# GRCA COE - Dates of changes in recommendations?



## Swampcollie (Sep 6, 2007)

It took some time to get people to start checking elbows, it didn't happen overnight. 

If you're looking a dogs born in the 90's it would be common to NOT see elbow clearances.


----------



## Tahnee GR (Aug 26, 2006)

My boy born in 1991 and his father both had elbow clearances, but they were done way after their hips were. Both were studs used on a regular basis, so we felt we needed to do elbows. I did not do my boy's sister, also born in 1991 however.


----------



## HiTideGoldens (Dec 29, 2009)

Thanks for the replies. So were the other 3 (hips, eyes and heart) always in there?


----------



## Sally's Mom (Sep 20, 2010)

I've been doing elbows since my first dog with clearances which was 1997. I think somewhere after 2000, people started to do more elbow clearances. But the 1st dog I bred my bitch(a 1999 model with all 4 clearances) to was a 1997 model and no elbow clearance. I would say for that time, that was not so unusual.


----------



## Pointgold (Jun 6, 2007)

The revision to include elbows was adopted May 2001.


----------



## HiTideGoldens (Dec 29, 2009)

Pointgold said:


> The revision to include elbows was adopted May 2001.

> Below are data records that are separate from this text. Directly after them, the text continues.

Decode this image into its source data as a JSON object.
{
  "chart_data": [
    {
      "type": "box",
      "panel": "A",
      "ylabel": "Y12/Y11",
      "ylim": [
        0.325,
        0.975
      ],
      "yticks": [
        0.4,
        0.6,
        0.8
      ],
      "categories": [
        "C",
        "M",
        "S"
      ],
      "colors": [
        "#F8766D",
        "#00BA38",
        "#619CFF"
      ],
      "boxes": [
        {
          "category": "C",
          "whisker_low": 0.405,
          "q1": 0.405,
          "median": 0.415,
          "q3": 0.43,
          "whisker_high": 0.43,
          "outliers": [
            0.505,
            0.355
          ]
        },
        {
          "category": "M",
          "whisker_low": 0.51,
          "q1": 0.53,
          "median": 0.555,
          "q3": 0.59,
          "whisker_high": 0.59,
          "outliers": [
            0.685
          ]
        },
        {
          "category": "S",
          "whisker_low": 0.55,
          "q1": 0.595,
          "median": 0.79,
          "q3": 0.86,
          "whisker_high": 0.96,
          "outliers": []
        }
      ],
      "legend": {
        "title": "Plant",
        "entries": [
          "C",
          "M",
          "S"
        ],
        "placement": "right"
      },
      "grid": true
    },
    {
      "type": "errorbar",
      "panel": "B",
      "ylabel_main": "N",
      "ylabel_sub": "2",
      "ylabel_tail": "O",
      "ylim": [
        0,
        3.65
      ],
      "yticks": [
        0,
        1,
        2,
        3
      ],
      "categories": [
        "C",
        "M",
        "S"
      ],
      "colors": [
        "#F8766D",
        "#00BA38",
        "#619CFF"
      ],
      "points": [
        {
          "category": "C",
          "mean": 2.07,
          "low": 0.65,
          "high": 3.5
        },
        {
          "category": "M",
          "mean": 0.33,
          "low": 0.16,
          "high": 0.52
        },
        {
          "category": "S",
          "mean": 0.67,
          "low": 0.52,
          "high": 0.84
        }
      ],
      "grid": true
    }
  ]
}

Is that the only time it was revised regarding the specific type of clearances recommended? i.e. was there ever a time when an eye, heart and/or hip clearance wasn't recommended in the COE? I assume not based on the replies, but I just want to make sure.


----------



## hvgoldens4 (Nov 25, 2009)

Elbows were the last major revision to the COE and that was in 2001. The GRCA was talking about it back in 1999 though so many people were doing them before they actually became a part of the COE. Shortly before that time, there was also a change in the COE about the heart clearance being done by a cardiologist and not just a specialist. Before then, many clubs were using Board Certified Specialists in Cardiology but not cardiologists. But the hips, eyes and heart have been in there for quite some time now. I believe the original COE was just for hips and eyes.


----------